O'Callaghan, Jeremiah
O'CALLAGHAN, JEREMIAH
Writer; b. County Kerry, Ireland c. 1780; d. Holyoke, Mass., Feb. 23, 1861. He was ordained for the Diocese of Cloyne, Ireland, in 1805. His views on usury and his criticisms of banking alienated him from his bishop. For 11 years he was refused acceptance by various bishops, but in 1830 Bp. Benedict Fenwick of Boston, Mass., accepted him for that diocese. He was sent into Vermont, where he spent most of his remaining days as a missionary to scattered settlements of Catholics. In Burlington, Vt., he was offered five acres of land, on which he built St.
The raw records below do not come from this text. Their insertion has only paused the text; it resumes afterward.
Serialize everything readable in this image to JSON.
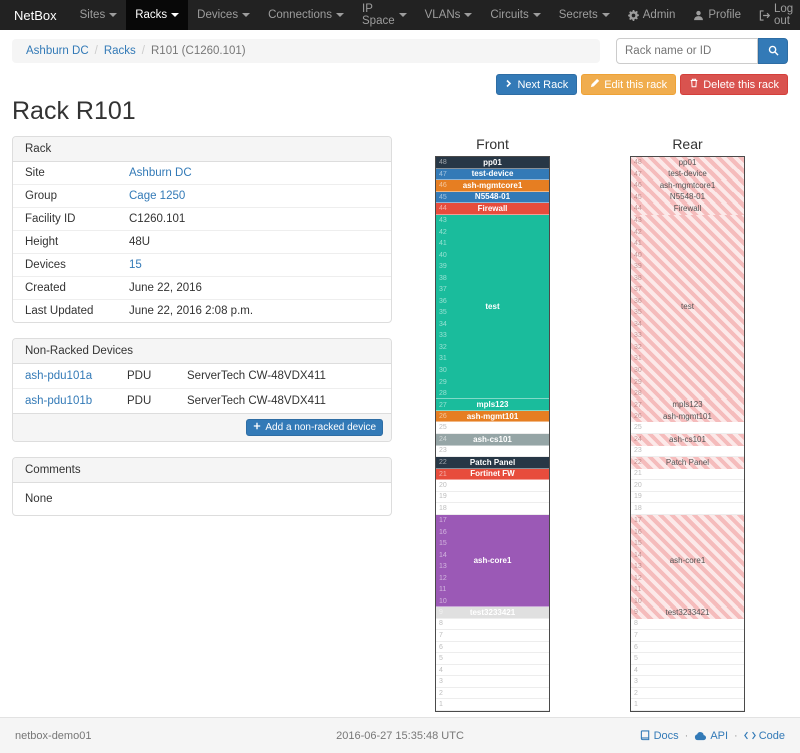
{
  "navbar": {
    "brand": "NetBox",
    "items": [
      {
        "label": "Sites",
        "active": false
      },
      {
        "label": "Racks",
        "active": true
      },
      {
        "label": "Devices",
        "active": false
      },
      {
        "label": "Connections",
        "active": false
      },
      {
        "label": "IP Space",
        "active": false
      },
      {
        "label": "VLANs",
        "active": false
      },
      {
        "label": "Circuits",
        "active": false
      },
      {
        "label": "Secrets",
        "active": false
      }
    ],
    "right_items": [
      {
        "label": "Admin",
        "icon": "gear"
      },
      {
        "label": "Profile",
        "icon": "user"
      },
      {
        "label": "Log out",
        "icon": "log-out"
      }
    ]
  },
  "breadcrumb": {
    "items": [
      {
        "label": "Ashburn DC",
        "link": true
      },
      {
        "label": "Racks",
        "link": true
      },
      {
        "label": "R101 (C1260.101)",
        "link": false
      }
    ]
  },
  "search": {
    "placeholder": "Rack name or ID",
    "value": ""
  },
  "actions": {
    "next_rack": "Next Rack",
    "edit": "Edit this rack",
    "delete": "Delete this rack"
  },
  "page_title": "Rack R101",
  "rack_panel": {
    "title": "Rack",
    "rows": [
      {
        "label": "Site",
        "value": "Ashburn DC",
        "link": true
      },
      {
        "label": "Group",
        "value": "Cage 1250",
        "link": true
      },
      {
        "label": "Facility ID",
        "value": "C1260.101",
        "link": false
      },
      {
        "label": "Height",
        "value": "48U",
        "link": false
      },
      {
        "label": "Devices",
        "value": "15",
        "link": true
      },
      {
        "label": "Created",
        "value": "June 22, 2016",
        "link": false
      },
      {
        "label": "Last Updated",
        "value": "June 22, 2016 2:08 p.m.",
        "link": false
      }
    ]
  },
  "non_racked": {
    "title": "Non-Racked Devices",
    "devices": [
      {
        "name": "ash-pdu101a",
        "role": "PDU",
        "type": "ServerTech CW-48VDX411"
      },
      {
        "name": "ash-pdu101b",
        "role": "PDU",
        "type": "ServerTech CW-48VDX411"
      }
    ],
    "add_button": "Add a non-racked device"
  },
  "comments": {
    "title": "Comments",
    "body": "None"
  },
  "elevation": {
    "front_title": "Front",
    "rear_title": "Rear",
    "units_total": 48,
    "blocks": [
      {
        "top_u": 48,
        "size": 1,
        "label": "pp01",
        "color": "#273746",
        "text": "#ffffff",
        "rear": true
      },
      {
        "top_u": 47,
        "size": 1,
        "label": "test-device",
        "color": "#337ab7",
        "text": "#ffffff",
        "rear": true
      },
      {
        "top_u": 46,
        "size": 1,
        "label": "ash-mgmtcore1",
        "color": "#e67e22",
        "text": "#ffffff",
        "rear": true
      },
      {
        "top_u": 45,
        "size": 1,
        "label": "N5548-01",
        "color": "#337ab7",
        "text": "#ffffff",
        "rear": true
      },
      {
        "top_u": 44,
        "size": 1,
        "label": "Firewall",
        "color": "#e74c3c",
        "text": "#ffffff",
        "rear": true
      },
      {
        "top_u": 43,
        "size": 16,
        "label": "test",
        "color": "#1abc9c",
        "text": "#ffffff",
        "rear": true
      },
      {
        "top_u": 27,
        "size": 1,
        "label": "mpls123",
        "color": "#1abc9c",
        "text": "#ffffff",
        "rear": true
      },
      {
        "top_u": 26,
        "size": 1,
        "label": "ash-mgmt101",
        "color": "#e67e22",
        "text": "#ffffff",
        "rear": true
      },
      {
        "top_u": 24,
        "size": 1,
        "label": "ash-cs101",
        "color": "#95a5a6",
        "text": "#ffffff",
        "rear": true
      },
      {
        "top_u": 22,
        "size": 1,
        "label": "Patch Panel",
        "color": "#273746",
        "text": "#ffffff",
        "rear": true
      },
      {
        "top_u": 21,
        "size": 1,
        "label": "Fortinet FW",
        "color": "#e74c3c",
        "text": "#ffffff",
        "rear": false
      },
      {
        "top_u": 17,
        "size": 8,
        "label": "ash-core1",
        "color": "#9b59b6",
        "text": "#ffffff",
        "rear": true
      },
      {
        "top_u": 9,
        "size": 1,
        "label": "test3233421",
        "color": "#e0e0e0",
        "text": "#ffffff",
        "rear": true
      }
    ]
  },
  "footer": {
    "hostname": "netbox-demo01",
    "timestamp": "2016-06-27 15:35:48 UTC",
    "links": [
      {
        "label": "Docs",
        "icon": "book"
      },
      {
        "label": "API",
        "icon": "cloud"
      },
      {
        "label": "Code",
        "icon": "code"
      }
    ]
  },
  "colors": {
    "accent_link": "#337ab7",
    "navbar_bg": "#222222",
    "warning": "#f0ad4e",
    "danger": "#d9534f"
  }
}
Mary's Church in 1832. When it was burned to the ground by nativists in 1838, O'Callaghan rebuilt it, dedicating it to St. Peter. In his churches he permitted no pew rent or seat money, but only three voluntary offerings each year. From Vermont he traveled into the western areas of Massachusetts and the eastern regions of New York to celebrate Mass for Catholics and to administer the Sacraments. After 1837 he was aided by Rev. JohnB. Daly, who divided the state with him and matched his energy and zeal. The priests reported a Catholic population of 5,000 in Vermont in 1840. O'Callaghan served as procurator of the clergy at the first diocesan synod held in Boston from Aug. 21 to 26, 1842. When Burlington was made a diocese in 1853, he returned to Massachusetts and served at Northampton and at Holyoke, where he built a new church. O'Callaghan wrote pamphlets of a polemic nature during these years, explaining Catholicism to Protestants and answering the charges leveled against the Church by non-Catholic pamphlet writers and preachers. The best-known of all his works was his often reprinted Usury or Interest (1824), which contained an account of his early years.
Bibliography: r. h. lord et al., History of the Archdiocese of Boston … 1604–1943, 3 v. (Boston 1945).